What made it even worse was the appearance of the man who was brandishing the weapon. His face was horribly disfigured, burned and melted, and Flynn knew this was the man who had been caught up in the explosion caused by Boone’s bullet exploding a fuel barrel that the man had been seeking cover behind. He had been blown into the creek where Flynn assumed he had perished. Clearly he had survived, obviously to be deformed for the rest of his life.

The panga was held high and was slicing down at Flynn. Had it caught him before he’d turned, his head would have been sliced cleanly open.

But Flynn had caught Aleef’s look, turned, leapt backwards as the panga came down and just missed him, leaving the burned man wide open for a millisecond, an opportunity that Flynn did not miss.

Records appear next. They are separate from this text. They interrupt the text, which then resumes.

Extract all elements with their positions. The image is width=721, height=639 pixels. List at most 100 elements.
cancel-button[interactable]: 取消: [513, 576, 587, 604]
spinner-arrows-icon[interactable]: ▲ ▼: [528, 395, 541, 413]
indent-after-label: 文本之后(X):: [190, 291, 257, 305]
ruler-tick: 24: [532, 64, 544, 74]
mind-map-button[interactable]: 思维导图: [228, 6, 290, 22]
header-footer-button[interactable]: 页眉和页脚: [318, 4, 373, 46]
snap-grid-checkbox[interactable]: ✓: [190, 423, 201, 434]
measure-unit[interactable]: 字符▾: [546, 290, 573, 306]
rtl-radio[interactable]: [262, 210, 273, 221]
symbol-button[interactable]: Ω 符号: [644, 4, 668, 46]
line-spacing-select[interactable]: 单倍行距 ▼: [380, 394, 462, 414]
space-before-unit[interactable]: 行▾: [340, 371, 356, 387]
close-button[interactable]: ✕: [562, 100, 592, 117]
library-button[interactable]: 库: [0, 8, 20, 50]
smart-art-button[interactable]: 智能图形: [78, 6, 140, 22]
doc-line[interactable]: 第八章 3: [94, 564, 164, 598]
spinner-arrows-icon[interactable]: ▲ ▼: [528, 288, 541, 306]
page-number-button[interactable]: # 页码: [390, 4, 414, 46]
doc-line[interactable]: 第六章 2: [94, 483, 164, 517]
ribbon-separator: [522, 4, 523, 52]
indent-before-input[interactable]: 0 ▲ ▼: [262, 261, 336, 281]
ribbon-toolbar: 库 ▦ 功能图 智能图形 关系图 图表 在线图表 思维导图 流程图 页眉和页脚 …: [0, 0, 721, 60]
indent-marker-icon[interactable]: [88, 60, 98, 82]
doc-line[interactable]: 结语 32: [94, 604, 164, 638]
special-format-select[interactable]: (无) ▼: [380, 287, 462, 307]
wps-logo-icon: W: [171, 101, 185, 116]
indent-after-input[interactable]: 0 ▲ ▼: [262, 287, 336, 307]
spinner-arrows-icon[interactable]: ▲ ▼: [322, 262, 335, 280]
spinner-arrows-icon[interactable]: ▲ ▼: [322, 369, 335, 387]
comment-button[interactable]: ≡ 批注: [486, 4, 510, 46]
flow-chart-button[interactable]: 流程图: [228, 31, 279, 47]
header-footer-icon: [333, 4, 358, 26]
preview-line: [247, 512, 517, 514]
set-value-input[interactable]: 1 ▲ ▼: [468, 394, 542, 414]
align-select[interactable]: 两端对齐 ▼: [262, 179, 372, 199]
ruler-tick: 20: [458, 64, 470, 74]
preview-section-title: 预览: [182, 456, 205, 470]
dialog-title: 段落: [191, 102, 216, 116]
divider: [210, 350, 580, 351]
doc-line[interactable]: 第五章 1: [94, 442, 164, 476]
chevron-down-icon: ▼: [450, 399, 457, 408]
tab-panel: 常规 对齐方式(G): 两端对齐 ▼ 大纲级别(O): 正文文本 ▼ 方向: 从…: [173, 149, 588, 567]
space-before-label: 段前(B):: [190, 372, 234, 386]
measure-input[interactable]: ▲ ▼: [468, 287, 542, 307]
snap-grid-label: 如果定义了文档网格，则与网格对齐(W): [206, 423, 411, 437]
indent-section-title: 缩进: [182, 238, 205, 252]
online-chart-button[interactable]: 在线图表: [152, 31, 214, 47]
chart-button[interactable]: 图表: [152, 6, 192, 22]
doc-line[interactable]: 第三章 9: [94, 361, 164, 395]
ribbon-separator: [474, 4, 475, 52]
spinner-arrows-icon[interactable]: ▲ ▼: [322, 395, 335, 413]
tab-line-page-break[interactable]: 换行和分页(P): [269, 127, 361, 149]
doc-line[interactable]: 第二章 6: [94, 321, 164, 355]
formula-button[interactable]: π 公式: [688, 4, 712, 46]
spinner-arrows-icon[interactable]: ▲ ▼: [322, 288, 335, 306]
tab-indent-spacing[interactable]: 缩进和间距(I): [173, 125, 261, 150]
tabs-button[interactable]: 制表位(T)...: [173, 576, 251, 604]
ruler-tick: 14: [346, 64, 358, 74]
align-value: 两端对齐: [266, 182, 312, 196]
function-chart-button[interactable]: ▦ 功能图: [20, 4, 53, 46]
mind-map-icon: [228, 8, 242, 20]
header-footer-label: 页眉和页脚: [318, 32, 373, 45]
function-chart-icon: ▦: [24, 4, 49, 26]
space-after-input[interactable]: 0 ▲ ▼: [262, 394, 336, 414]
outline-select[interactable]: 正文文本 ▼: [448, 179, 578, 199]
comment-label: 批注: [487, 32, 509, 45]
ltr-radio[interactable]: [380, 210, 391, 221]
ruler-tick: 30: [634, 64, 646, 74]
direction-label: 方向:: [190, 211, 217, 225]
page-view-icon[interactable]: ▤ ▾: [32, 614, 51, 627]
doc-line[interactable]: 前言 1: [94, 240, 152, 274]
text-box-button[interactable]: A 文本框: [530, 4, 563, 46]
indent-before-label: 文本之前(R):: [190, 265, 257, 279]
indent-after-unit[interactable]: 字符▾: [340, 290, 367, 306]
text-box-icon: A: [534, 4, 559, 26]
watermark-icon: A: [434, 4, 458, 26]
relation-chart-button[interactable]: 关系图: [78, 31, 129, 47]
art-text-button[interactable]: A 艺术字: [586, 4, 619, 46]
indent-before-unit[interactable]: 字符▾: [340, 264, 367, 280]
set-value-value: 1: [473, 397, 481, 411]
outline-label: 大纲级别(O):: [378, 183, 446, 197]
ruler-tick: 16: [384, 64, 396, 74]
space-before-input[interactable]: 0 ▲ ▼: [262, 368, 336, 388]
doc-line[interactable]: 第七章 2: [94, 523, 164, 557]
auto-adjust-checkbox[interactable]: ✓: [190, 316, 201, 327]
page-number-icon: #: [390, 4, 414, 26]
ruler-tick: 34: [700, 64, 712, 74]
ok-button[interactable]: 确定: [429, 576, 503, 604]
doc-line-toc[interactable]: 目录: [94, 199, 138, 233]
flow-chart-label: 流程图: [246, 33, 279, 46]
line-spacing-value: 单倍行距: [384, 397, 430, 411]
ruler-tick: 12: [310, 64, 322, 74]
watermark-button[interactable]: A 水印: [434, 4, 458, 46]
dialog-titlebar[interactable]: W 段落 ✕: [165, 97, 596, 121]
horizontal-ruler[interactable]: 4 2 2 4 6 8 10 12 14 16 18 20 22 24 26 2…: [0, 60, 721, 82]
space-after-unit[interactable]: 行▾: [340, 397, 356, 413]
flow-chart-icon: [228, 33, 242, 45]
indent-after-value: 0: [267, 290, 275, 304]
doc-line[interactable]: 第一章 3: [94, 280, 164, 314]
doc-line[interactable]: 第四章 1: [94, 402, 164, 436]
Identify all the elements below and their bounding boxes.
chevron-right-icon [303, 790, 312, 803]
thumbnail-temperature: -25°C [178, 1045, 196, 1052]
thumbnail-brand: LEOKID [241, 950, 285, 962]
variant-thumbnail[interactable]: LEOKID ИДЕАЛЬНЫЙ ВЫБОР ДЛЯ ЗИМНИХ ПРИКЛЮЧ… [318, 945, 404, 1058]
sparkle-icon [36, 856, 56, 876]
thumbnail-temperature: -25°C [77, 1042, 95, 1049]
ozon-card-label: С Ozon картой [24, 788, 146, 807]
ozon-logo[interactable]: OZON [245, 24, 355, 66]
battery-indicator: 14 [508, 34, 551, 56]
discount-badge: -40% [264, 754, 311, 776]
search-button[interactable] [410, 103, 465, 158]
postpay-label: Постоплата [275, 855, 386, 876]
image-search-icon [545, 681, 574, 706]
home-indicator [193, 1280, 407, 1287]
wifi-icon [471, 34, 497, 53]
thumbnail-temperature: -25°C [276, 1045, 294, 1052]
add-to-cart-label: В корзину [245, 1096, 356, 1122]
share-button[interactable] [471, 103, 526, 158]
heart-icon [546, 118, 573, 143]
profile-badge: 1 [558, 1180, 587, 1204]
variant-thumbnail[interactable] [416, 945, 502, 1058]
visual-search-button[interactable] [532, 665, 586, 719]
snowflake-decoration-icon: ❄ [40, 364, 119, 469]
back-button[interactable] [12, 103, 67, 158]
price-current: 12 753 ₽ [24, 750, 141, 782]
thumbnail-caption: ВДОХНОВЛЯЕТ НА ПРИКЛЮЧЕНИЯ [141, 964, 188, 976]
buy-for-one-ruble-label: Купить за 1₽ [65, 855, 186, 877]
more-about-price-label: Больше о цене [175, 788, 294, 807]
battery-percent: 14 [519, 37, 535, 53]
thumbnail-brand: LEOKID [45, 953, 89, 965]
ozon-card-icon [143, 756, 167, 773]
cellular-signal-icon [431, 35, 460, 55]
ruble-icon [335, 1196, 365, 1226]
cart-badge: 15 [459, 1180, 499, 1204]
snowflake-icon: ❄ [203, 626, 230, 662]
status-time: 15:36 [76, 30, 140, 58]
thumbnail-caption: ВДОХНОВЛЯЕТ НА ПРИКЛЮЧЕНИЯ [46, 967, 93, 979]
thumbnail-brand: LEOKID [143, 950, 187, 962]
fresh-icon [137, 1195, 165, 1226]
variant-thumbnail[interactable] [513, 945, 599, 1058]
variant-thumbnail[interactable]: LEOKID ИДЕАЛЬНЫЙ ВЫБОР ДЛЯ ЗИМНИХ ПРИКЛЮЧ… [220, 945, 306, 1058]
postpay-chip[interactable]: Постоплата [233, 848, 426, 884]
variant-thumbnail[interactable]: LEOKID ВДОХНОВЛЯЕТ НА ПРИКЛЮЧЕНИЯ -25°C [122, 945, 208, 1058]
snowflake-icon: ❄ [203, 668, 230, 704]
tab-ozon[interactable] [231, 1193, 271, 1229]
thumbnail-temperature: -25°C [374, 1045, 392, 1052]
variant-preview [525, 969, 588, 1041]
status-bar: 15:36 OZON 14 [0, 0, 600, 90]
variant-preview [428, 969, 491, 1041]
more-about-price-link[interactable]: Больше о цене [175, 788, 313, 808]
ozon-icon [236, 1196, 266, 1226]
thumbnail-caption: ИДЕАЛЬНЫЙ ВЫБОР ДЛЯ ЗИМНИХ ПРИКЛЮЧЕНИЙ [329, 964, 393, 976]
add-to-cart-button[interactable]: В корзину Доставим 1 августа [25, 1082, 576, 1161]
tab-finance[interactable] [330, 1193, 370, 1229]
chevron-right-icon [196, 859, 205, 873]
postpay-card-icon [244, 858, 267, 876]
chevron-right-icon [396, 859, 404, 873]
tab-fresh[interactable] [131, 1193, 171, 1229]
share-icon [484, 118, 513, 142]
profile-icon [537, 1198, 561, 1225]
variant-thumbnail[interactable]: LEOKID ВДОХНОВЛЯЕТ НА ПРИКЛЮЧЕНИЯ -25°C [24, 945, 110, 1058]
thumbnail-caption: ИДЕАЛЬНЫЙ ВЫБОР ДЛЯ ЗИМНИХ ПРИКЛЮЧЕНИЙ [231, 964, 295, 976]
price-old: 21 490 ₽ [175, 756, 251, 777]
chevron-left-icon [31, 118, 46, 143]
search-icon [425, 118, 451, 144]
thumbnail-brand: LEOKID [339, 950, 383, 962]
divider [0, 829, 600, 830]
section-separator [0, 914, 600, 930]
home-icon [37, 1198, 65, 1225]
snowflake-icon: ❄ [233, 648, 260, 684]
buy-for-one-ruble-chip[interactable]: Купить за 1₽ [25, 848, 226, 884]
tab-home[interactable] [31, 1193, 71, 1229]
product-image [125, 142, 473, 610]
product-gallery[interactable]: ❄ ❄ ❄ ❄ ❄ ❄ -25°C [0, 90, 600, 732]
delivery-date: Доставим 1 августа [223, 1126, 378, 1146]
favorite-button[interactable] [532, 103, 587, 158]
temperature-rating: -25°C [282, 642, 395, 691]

He shot him in the chest. The shot was hurried, and Flynn shot slightly high, the bullet breaking the man’s collar bone and spinning him away like a top. The second shot was even higher and removed most of the left side of his face.

Flynn stood there for a moment, controlling his breathing, then he looked at Aleef, who emitted a little squeak.

Flynn stepped over the dead men at his feet and gestured for Aleef to go ahead of him out of the door. Flynn came up behind him, slammed him up against the wall and frisked him quickly, expertly, getting close to the man, inhaling the cheap aftershave of which he stank.

‘You’re a very bad man,’ Flynn breathed into Aleef’s ear.

‘I’m just a businessman. Who are you, what is this?’

‘Who else is here?’ Flynn demanded, ignoring Aleef.

‘No one.’

Flynn jammed the barrel of the Glock hard into Aleef’s spine at the small of his back. ‘Truth?’

‘Honestly.’

Flynn gripped Aleef’s jacket collar and steered him out of the room into the hallway. He checked the room to the left, found a basic kitchen and a bathroom/toilet beyond. Then he manhandled Aleef into the next room, directly opposite the living room.

It was empty.

Flynn switched on the light with the butt of the Glock, a low wattage bulb dangling from a frayed length of wire in the middle of the ceiling.

A thin single size mattress was on the floor in one corner of the room with a grimy, bloodstained sheet covering it. Flynn glanced around quickly and saw a small pile of bloody bandages and dressings discarded in another corner, flies buzzing around them. In another corner was clothing, a rolled up shirt and trousers and a pair of sandals. Next to the mattress was a plastic tray containing some crockery and cutlery, and next to that was a metal frame on wheels that held up an empty saline drip bag. Two other empty drip bags were in a bin, together with syringes and their packages. There was also a hessian prayer mat on the floor.

Flynn computed all this, putting together everything he knew and had witnessed, everything he’d read.

‘Where is he?’ Flynn asked Aleef.

‘Who?’ Aleef responded innocently.

Flynn buried the muzzle of the Glock into Aleef’s spine.

‘You know who.’

‘I… don’t know… I don’t know what you’re talking about

… look, please allow me to go… I don’t know what this is about. I haven’t done anything.’

Flynn backed off a step then brutally side-footed the back of Aleef’s right knee, causing the leg to fold and the man to drop on to his knees with a cry. Flynn pressed the gun into the back of Aleef’s head.

‘I said where is he?’

‘Gone… he’s gone.’

‘Gone where?’

‘I don’t know, sir, I don’t know,’ Aleef wailed.

Flynn forced him down to the floor, so the side of his head was crushed against the rough surface of the prayer mat.

‘Where is he?’ Flynn asked again, his instinct telling him that this mission of revenge for the death of a friend might have become something much more serious on a much larger scale.

‘Gone, gone,’ Aleef said, tears welling up in his eyes.

‘Who is gone? What is his name?’

‘Akram… Jamil Akram,’ Aleef confirmed.